Le 8 mars, le CDOM92 a accueilli le Dr Jacques Lucas (Président de l’ANS, Agence du Numérique en Santé et ancien Premier Vice-Président du CNOM) et une trentaine de consœurs et confrères.
Les thèmes de cette table ronde étaient la téléconsultation et la e-réputation. Les nombreuses questions sur la téléconsultation abordées ne nous ont pas permis d’aborder le thème sur l’e-réputation. Nous vous proposons de lire nos recommandations concernant les avis google sur notre site (https://conseil92.ordre.medecin.fr/articles/pratiques/1180) et sur le site du CNOM . Nous vous proposons ici un résumé des échanges et des questions posées. Après un rappel des règles pour les médecins installés pour effectuer des téléconsultations (être le médecin traitant, utiliser un outil sécurisé adapté.https://www.legifrance.gouv.fr/jorf/id/JORFTEXT000044833722 ).
Les débats ont permis de faire émerger plusieurs définitions utiles, et une graduation d’utilisation de la télémédecine :
A/ Téléconsultation par téléphone, qui avait été autorisée au cœur de la pandémie, mais n’est plus considéré comme une téléconsultation.
B/ Télé régulation : utilisation des outils de télémédecine pour réguler l’activité d’urgence.
C/ Télé suivi d’un patient grâce à un service ou un dispositif (MyDiabby pour le diabète par exemple)
D/ Téléconsultation entre un médecin et son patient (via un outil en parallèle de l’activité en cabinet, ou via un service de télémédecine commercial).
E/ Télé-expertise (le patient bénéficie d’une expertise d’un spécialiste, avec un autre soignant au chevet d’un patient).
F/ Téléconsultation en cabine de télémédecine avec un matériel adapté, voire dans le futur un praticien formé à la sémiologie de la téléconsultation.
Les Différentes limites et problématiques à la télémédecine ont été relevés et fait l’objet d’échanges et de débats :
A/ la contractualisation avec une société commerciale, Le rôle de l’Ordre des médecins est de vérifier le contrat passé entre le médecin et les sociétés commerciales dédiées à la télé consultation (respect du Code de Santé Publique, une évolution de ce code peut être envisagé à terme).
B/ la sécurité des données (serveur hébergeur, règles RGPD …).
C/ des télé consultations très rapides, ne permettant pas une bonne prise en charge du patient et lui étant préjudiciables.
D/ les télé cabines :
1/ la qualité du matériel de télécabine parfois médiocre et n’ayant pas toutes les accréditations obligatoires pour être utilisées.
2/ la localisation de certaines télécabines dans les grandes surfaces.
3/ Le Dr Baudino nous a partagé son expertise sur la télémédecine en télécabine et les avancées des études sur la télé-sémiologie, avec des publications en cours.
Les débats se sont portés sur :
A/ les risques médico-légaux inhérents à la pratique de la télémédecine, le Dr Lucas nous a rappelé l’importance de déclarer à sa RCP l’activité de téléconsultation, afin d’être couvert en cas de préjudice.
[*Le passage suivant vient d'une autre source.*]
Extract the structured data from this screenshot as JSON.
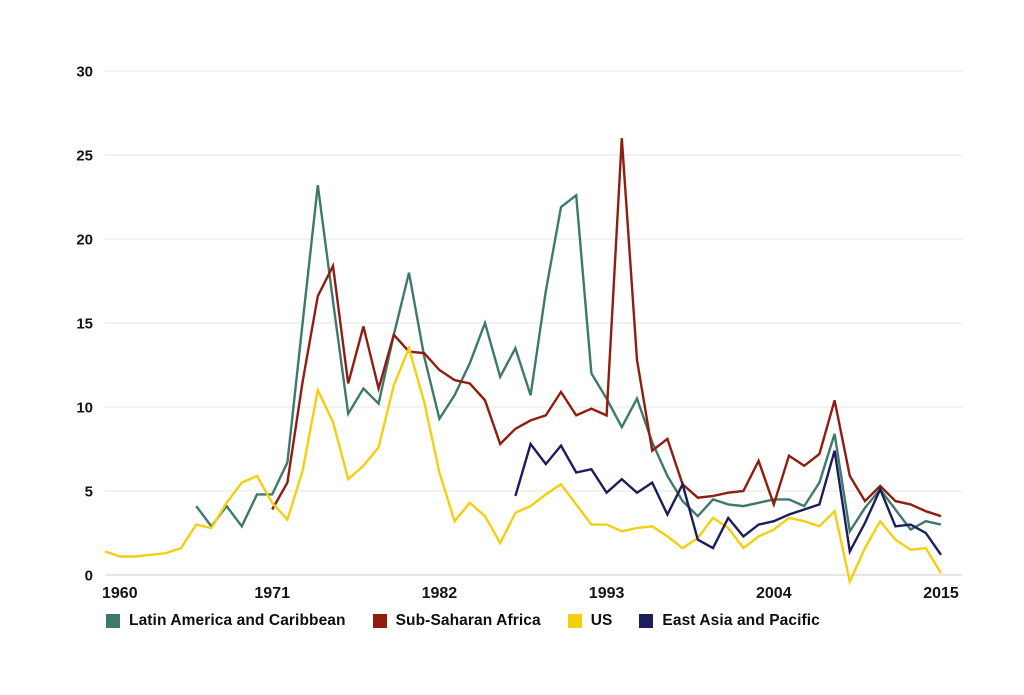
{
  "chart_data": {
    "type": "line",
    "title": "",
    "xlabel": "",
    "ylabel": "",
    "background_color": "#ffffff",
    "gridline_color": "#ebebeb",
    "axis_line_color": "#d6d6d6",
    "text_color": "#141414",
    "grid": "horizontal-only",
    "legend_position": "bottom-left",
    "x_axis": {
      "range": [
        1960,
        2015
      ],
      "tick_years": [
        1960,
        1971,
        1982,
        1993,
        2004,
        2015
      ],
      "tick_labels": [
        "1960",
        "1971",
        "1982",
        "1993",
        "2004",
        "2015"
      ]
    },
    "y_axis": {
      "range": [
        0,
        30
      ],
      "tick_values": [
        0,
        5,
        10,
        15,
        20,
        25,
        30
      ],
      "tick_labels": [
        "0",
        "5",
        "10",
        "15",
        "20",
        "25",
        "30"
      ]
    },
    "series": [
      {
        "name": "Latin America and Caribbean",
        "slug": "latin-america-and-caribbean",
        "color": "#3E7A6B",
        "start_year": 1966,
        "values": [
          4.1,
          2.9,
          4.1,
          2.9,
          4.8,
          4.8,
          6.7,
          15.0,
          23.2,
          16.3,
          9.6,
          11.1,
          10.2,
          14.3,
          18.0,
          13.0,
          9.3,
          10.7,
          12.6,
          15.0,
          11.8,
          13.5,
          10.7,
          16.9,
          21.9,
          22.6,
          12.0,
          10.5,
          8.8,
          10.5,
          7.9,
          5.9,
          4.4,
          3.5,
          4.5,
          4.2,
          4.1,
          4.3,
          4.5,
          4.5,
          4.1,
          5.5,
          8.4,
          2.6,
          4.0,
          5.1,
          3.9,
          2.7,
          3.2,
          3.0
        ]
      },
      {
        "name": "Sub-Saharan Africa",
        "slug": "sub-saharan-africa",
        "color": "#8F1D10",
        "start_year": 1971,
        "values": [
          3.9,
          5.5,
          11.5,
          16.6,
          18.4,
          11.4,
          14.8,
          11.1,
          14.3,
          13.3,
          13.2,
          12.2,
          11.6,
          11.4,
          10.4,
          7.8,
          8.7,
          9.2,
          9.5,
          10.9,
          9.5,
          9.9,
          9.5,
          26.0,
          12.8,
          7.4,
          8.1,
          5.4,
          4.6,
          4.7,
          4.9,
          5.0,
          6.8,
          4.2,
          7.1,
          6.5,
          7.2,
          10.4,
          5.9,
          4.4,
          5.3,
          4.4,
          4.2,
          3.8,
          3.5
        ]
      },
      {
        "name": "US",
        "slug": "us",
        "color": "#F3D00F",
        "start_year": 1960,
        "values": [
          1.4,
          1.1,
          1.1,
          1.2,
          1.3,
          1.6,
          3.0,
          2.8,
          4.3,
          5.5,
          5.9,
          4.3,
          3.3,
          6.2,
          11.0,
          9.1,
          5.7,
          6.5,
          7.6,
          11.3,
          13.5,
          10.3,
          6.1,
          3.2,
          4.3,
          3.5,
          1.9,
          3.7,
          4.1,
          4.8,
          5.4,
          4.2,
          3.0,
          3.0,
          2.6,
          2.8,
          2.9,
          2.3,
          1.6,
          2.2,
          3.4,
          2.8,
          1.6,
          2.3,
          2.7,
          3.4,
          3.2,
          2.9,
          3.8,
          -0.4,
          1.6,
          3.2,
          2.1,
          1.5,
          1.6,
          0.1
        ]
      },
      {
        "name": "East Asia and Pacific",
        "slug": "east-asia-and-pacific",
        "color": "#1D1D5C",
        "start_year": 1987,
        "values": [
          4.7,
          7.8,
          6.6,
          7.7,
          6.1,
          6.3,
          4.9,
          5.7,
          4.9,
          5.5,
          3.6,
          5.4,
          2.1,
          1.6,
          3.4,
          2.3,
          3.0,
          3.2,
          3.6,
          3.9,
          4.2,
          7.4,
          1.4,
          3.1,
          5.1,
          2.9,
          3.0,
          2.5,
          1.2
        ]
      }
    ]
  }
}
Concernant les téléconsultations transfrontalières, elles sont possibles au sein de l’UE, mais pas sans démarches spécifiques selon les pays (USA ou en l’occurrence Ukraine lors de la crise actuelle).
B/ l’attractivité de l’activité de téléconsultant plutôt que d’installation en libéral, les participants ont pu évoquer les risques de perte de compétences en cas d’activité de télémédecine uniquement, la difficulté de motiver des effecteurs pour des activités de soin « classique » comme notamment les visites de nuit d’urgence. Le risque de déshumanisation et de perte de lien avec le patient était aussi une préoccupation partagée.
C/ L’utilité de la télémédecine :
1/dans certaine spécialité comme la psychiatrie :possibilité de faire des consultations dans un environnement familier pour le patient.
2/ limiter les risques de contamination, notamment lors des pics de COVID.
3/ recourir à des services de téléexpertise (ECG, dermatologie, psychogériatrie),ou la lecture à distance d’examens d’imagerie permettant d’alléger les gardes/astreintes de radiologues.
Sur le plan de la prospective, dans les années à venir devrait se dégager un cadre européen de la télémédecine, sur les pratiques et sur les outils, avec l’espace santé des patients normé, pouvant être transmis et traduit entre les professionnels de santé de la communauté européenne.
Pour conclure, la télémédecine est là, un outil dans nos pratiques, et l’usage que nous en ferons dessinera aussi bien nos pratiques que l’accès aux soins de nos patient. Le développement d’un cadre de recommandations et de bonnes pratiques est attendu des Collèges de spécialité, et une e-déontologie de la part de l’Ordre des médecins. Des études scientifiques sont publiées chaque jour sur le sujet, en attendant des données solides consolidées par des recommandations HAS.